Un joueur toujours récompensé
On a beau dire, dans le jeu vidéo, on est bien souvent punis à tous les étages. On échoue en combat, on meurt et on recommence. On se fait repérer, on repart quelques pas en arrière et on retente sa chance. On veut tel objet, mais il faut souffrir des heures de sacrifices pénibles pour l'avoir. Fable II gomme au mieux toutes ces règles tacites et ces codes, sans y perdre pour autant son intérêt, loin de là, puisque en faisant par exemple le salaud, on est autant récompensé qu'en jouant les paladins ; même si c'est différemment. Chaque action du joueur, qui pourrait être un échec dans tout autre titre similaire, donne lieu à une découverte, une nouvelle quête, ou tout simplement des réactions adaptées. Et pourtant, on n'a à aucun moment l'impression d'être pourris gâtés, ou de perdre du fun sur l'autel de la facilité. Bien au contraire. Pas envie de suivre une discussion qui s'éternise pour une quête ? Zappez-la et partez de suite résoudre cette aventure de la manière qui vous sied. Pas envie d'étudier une carte pendant des heures pour trouver votre chemin ? Utilisez la traînée lumineuse pour vous guider jusqu'à l'objectif que vous souhaitez remplir, ou mieux, téléportez-vous si vous avez déjà exploré la zone où il se trouve. Et puis, en cours de route, vous avez le droit de changer d'avis, et de suivre votre chien qui vous engage à aller creuser en haut d'une butte que vous n'aviez pas remarquée, pour y déterrer quelque trésor. C'est vrai, ce chien n'est peut-être pas si doué de talents qu'on nous le promettait, mais c'est un vrai chien, qui nous suit, nous sert, ne pèse à aucun moment sur nous, et reflète également visuellement le caractère de votre personnage. Et, mine de rien, on finit par s'y attacher, en se demandant parfois : "mais où est-il passé ?". Et de regarder autour de soi, patient, pour qu'il nous rattrape et qu'on puisse continuer de concert en se laissant guider par les grognements qui nous avertissent d'un danger, ou les aboiements qui nous appellent à explorer la piste qu'il a flairée. Fable II parvient tout simplement à se montrer accessible, sans perdre de sa profondeur. Intuitif, mais complet, simple, mais profond, logique, mais subtil.

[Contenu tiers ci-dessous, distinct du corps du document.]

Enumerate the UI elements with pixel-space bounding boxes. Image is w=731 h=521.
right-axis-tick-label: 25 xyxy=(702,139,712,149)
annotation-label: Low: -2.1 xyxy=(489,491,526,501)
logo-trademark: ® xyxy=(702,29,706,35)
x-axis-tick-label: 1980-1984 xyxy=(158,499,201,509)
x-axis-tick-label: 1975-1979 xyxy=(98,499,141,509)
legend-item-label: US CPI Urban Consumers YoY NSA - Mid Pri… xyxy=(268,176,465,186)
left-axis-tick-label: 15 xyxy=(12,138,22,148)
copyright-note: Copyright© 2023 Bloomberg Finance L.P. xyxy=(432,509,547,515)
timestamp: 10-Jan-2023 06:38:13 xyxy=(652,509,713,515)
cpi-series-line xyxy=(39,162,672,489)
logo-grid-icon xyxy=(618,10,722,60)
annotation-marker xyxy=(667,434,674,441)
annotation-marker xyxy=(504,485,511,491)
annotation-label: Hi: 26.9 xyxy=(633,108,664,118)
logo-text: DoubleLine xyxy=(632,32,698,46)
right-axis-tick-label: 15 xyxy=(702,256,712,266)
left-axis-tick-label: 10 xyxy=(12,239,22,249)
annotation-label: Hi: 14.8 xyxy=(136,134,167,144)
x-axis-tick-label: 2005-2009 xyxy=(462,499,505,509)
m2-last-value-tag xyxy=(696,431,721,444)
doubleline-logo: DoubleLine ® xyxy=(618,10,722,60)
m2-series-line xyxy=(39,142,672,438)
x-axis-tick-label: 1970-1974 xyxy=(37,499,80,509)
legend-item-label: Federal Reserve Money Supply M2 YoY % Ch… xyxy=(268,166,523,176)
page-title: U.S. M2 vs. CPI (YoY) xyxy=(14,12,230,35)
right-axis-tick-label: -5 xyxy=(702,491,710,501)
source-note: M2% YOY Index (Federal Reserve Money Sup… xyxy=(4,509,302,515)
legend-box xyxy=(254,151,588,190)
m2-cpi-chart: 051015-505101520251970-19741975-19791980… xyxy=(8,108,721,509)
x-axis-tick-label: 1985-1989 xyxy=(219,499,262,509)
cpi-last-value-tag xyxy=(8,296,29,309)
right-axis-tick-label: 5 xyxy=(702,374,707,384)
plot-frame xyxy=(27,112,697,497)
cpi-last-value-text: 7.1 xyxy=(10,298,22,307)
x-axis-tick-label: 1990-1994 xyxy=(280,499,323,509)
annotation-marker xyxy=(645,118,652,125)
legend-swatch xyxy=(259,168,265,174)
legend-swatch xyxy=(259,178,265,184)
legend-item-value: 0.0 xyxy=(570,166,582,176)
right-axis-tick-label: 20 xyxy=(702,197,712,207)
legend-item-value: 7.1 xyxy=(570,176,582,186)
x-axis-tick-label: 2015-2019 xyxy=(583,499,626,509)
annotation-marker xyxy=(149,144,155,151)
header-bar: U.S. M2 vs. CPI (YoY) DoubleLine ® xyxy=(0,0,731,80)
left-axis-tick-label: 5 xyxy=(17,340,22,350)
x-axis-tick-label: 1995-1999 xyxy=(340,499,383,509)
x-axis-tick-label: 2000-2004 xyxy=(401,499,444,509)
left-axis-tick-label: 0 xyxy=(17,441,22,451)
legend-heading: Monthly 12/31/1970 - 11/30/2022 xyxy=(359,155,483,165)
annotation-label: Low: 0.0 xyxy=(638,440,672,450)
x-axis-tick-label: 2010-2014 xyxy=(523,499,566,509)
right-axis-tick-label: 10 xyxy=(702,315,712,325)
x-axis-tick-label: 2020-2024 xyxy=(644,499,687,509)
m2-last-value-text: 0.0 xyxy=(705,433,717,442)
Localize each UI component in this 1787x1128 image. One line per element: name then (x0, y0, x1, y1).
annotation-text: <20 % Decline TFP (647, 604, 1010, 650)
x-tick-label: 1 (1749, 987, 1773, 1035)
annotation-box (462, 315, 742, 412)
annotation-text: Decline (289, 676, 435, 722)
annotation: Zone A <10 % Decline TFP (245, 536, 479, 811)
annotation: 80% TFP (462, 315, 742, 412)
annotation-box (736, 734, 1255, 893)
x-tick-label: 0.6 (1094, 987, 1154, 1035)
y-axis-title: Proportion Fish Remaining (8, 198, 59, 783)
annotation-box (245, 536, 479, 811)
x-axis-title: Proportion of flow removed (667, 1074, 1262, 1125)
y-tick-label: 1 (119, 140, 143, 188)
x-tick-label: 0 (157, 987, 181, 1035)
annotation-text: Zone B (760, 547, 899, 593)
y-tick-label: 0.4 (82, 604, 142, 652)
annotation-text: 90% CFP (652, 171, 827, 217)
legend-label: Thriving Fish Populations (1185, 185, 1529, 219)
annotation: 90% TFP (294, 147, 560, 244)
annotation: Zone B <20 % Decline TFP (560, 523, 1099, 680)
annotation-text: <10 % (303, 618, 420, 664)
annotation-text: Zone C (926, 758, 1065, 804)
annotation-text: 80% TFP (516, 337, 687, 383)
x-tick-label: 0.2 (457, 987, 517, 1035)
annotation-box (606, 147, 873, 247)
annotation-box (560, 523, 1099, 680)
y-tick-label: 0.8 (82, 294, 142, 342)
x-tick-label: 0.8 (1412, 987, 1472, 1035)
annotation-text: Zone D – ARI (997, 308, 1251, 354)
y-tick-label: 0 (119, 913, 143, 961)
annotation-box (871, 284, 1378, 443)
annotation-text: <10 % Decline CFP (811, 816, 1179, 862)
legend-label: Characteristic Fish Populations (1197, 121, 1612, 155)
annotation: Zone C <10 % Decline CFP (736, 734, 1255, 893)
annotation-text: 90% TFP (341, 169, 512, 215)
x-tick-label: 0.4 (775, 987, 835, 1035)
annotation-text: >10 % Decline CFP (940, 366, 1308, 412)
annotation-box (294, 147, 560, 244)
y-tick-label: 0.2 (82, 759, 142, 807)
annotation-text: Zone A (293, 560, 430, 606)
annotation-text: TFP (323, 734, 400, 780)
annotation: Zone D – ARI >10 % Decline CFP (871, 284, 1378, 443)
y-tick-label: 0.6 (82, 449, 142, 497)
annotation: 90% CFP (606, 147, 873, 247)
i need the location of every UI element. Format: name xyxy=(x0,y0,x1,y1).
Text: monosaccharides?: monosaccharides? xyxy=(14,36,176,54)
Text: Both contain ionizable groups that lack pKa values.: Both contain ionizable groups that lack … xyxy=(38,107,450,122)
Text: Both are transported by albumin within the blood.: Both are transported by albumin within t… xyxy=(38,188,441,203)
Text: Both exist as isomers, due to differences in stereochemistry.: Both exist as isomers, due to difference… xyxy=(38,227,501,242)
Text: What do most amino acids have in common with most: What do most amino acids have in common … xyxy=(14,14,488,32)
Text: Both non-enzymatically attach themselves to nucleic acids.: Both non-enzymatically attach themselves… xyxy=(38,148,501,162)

Non, ce n'est pas suffisant...
... C'est bien plus que cela. C'est vrai, je pourrais faire l'inventaire de bon nombre de défauts. Des bugs en pagaille, notamment de collision en balade champêtre, ou de scripts au déclenchement capricieux. Pas mal de chargements. Un arsenal encore trop impersonnel et manquant de variété. Un bestiaire rafraîchi, mais calqué sur le premier. Un mode coopératif décevant, la faute à une gestion de la caméra qui disparaît purement et simplement, et un intérêt se résumant finalement à guerroyer ensemble (mais c'est tout de même déjà ça). Une interface contextuelle parfois un peu trop prompte à changer de contexte. Une furtivité presque inexistante. Mais en vérité, il est impossible de lui en tenir vraiment rigueur. Car Fable II est avec son joueur l'un des jeux les plus généreux qui soient. On y vit immanquablement des moments de pur bonheur, servis sur le plateau d'argent d'une réalisation affûtée. De leurs aubes aux magnifiques rais lumineux baignant les bois de teintes rosées, à leurs nuits étoilées dans des rues se vidant de leur population partie se coucher, pas une des journées passées en Albion n'est emprunte d'ennui. Tour à tour poétique, dramatique, ou drôle, Fable II nous offre un monde touchant, depuis notre progéniture saluant notre retour, jusqu'au frisson ébranlant notre moralité quand on sacrifie 5 moines aux puissances des ténèbres.
Fable II se contente peut-être de sublimer le premier... mais il y parvient avec un tel brio, et une identité si forte et singulière, qu'on ne peut qu'en redemander.